Nachmânides oferece sua explicação: Moshê errou quando disse ao povo: "Tiraremos água dessa pedra para vocês?" - palavras que podem ser vistas como implicando que extrair água da rocha é algo que Moshê faz, ao invés de D'us. No momento em que um líder assume uma identidade sua e suas realizações são pessoalmente atribuídas a ele - no momento em que chega a incorporar qualquer outra coisa que não a identidade coletiva de seu povo e seu relacionamento com D'us - falhou em seu papel. (Nachmânides encontra apoio para esta explicação nas palavras iniciais de D'us a Moshê: "Porque não acreditaste em Mim..." - sugerindo que esta foi uma falha de fé, ao invés de um lapso de obediência ou uma rendição à ira.)

Porém há um denominador comum nestas e nas outras numerosas explicações oferecidas pelos comentaristas: a implicação de que, seja qual for o problema, esse não era realmente o problema. Basicamente, D'us está acusando Moshê de uma falha técnica. Em seus argumentos com D'us, Moshê sente isso, na verdade dizendo a D'us: "Tu me colocaste numa situação sem saída!"

O texto apóia sua reclamação. Quarenta anos antes, ocorrera o incidente dos "espiões", no qual a geração que saiu do Egito e recebeu a Torá no Sinai revelou-se como não estando disposta e incapaz de progredir até o próximo estágio do plano de D'us - entrar e tomar posse da Terra Santa. Naquele tempo, relata a Torá, D'us decretou que toda a geração (todos os homens acima de 20 anos) morreriam no deserto.

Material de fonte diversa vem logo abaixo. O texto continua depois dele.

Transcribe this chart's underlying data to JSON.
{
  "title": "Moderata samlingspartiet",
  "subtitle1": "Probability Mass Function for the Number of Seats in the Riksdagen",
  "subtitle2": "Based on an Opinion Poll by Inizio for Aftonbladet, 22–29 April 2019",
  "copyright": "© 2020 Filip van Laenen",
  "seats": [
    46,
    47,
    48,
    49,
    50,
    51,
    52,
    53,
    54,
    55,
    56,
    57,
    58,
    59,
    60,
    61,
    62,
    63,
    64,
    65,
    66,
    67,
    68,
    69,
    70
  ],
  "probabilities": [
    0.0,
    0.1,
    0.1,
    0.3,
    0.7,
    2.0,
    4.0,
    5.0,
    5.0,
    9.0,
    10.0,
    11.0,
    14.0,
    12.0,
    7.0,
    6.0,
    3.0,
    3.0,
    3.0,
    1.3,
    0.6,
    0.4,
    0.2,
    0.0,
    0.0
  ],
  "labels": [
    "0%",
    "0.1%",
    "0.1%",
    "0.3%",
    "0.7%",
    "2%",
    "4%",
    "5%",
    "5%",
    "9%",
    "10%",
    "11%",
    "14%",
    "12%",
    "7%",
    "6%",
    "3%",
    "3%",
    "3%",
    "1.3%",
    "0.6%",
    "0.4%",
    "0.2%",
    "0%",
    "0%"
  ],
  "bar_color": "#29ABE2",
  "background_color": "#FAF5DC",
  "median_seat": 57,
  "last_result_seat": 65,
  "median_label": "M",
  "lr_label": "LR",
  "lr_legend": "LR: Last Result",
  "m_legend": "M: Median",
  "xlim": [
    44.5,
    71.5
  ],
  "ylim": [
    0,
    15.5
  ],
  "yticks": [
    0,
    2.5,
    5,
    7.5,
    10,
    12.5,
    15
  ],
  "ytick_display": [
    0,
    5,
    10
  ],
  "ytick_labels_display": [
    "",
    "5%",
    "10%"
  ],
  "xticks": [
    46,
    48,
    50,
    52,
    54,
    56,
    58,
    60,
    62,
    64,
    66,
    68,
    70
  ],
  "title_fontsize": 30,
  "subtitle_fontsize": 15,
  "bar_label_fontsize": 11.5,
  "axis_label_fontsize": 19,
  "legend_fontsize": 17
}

Com a única exceção de dois homens. "Exceto Calêv, o filho de Yefune e Yehoshua, o filho de Nun" (os dois espiões que resistiram à trama de seus dez colegas - Bamidbar 14:30).

Moshê, que ansiava entrar na Terra Santa com cada fibra de seu ser, não foi culpado do pecado dos espiões, portanto algum outro pretexto precisava ser encontrado. Como "com os justos, D'us é meticuloso até um fio de cabelo," não era impossível achar um pretexto. Porém D'us já determinara quarenta anos antes que toda a geração - Moshê e Aharon incluídos - não entrariam na terra. "Esta é uma trama que planejaste contra mim," o Midrash cita Moshê dizendo ao Todo Poderoso.

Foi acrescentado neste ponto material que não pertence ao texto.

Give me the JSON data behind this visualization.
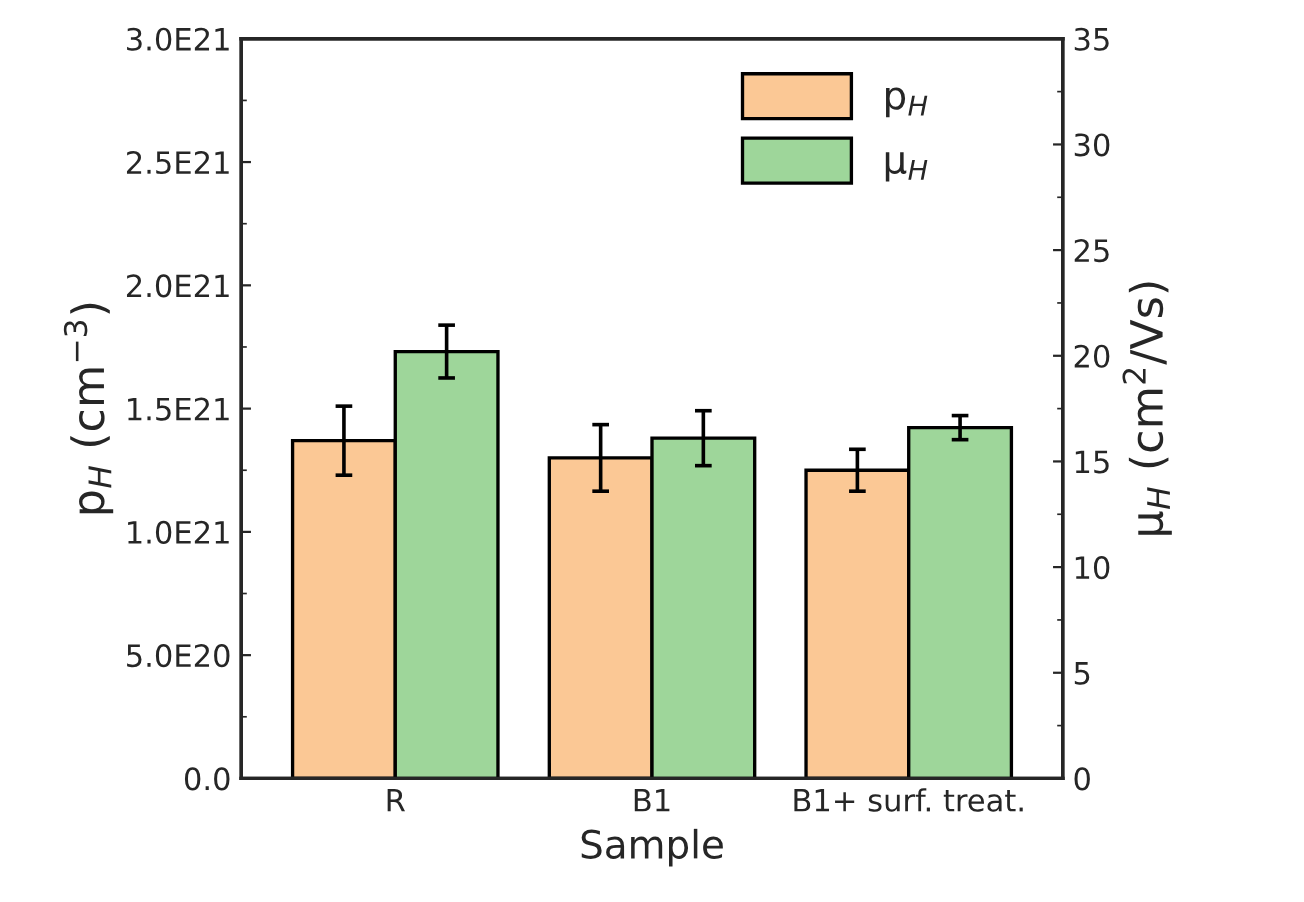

De fato, por quê? Se Moshê era inocente do pecado de sua geração, por que foi decretado que deveria partilhar de seu destino? Há um pungente Midrash que oferece a seguinte parábola:

Um pastor recebeu o rebanho do rei para alimentar e cuidar, e o rebanho se perdeu. Quando o pastor procurou entrar no palácio real, o rei não permitiu. "Quando o rebanho que lhe foi confiado for recuperado, você será admitido."

O plano original era que os 600.000 que Moshê tirou do Egito entrassem na terra. Mas aquela geração permaneceu no deserto. És o líder, disse D'us a Moshê. O destino deles é teu destino.

Esta mensagem está implícita nas palavras de D'us a Moshê logo após este golpear a pedra: "... portanto, não levarás esta congregação até a terra que Eu dei a eles." Disso o Midrash deriva: "esta congregação" não levarás; aquela congregação levarás. "Esta congregação" - a geração que Moshê enfrentou perante a rocha - não era a geração de Moshê. Sua geração fora sepultada no deserto.

Quando eles entrarem na Terra, D'us está dizendo a Moshê - e eles entrarão, quando a Redenção Final redimir todas as gerações da história - tu os levará até lá.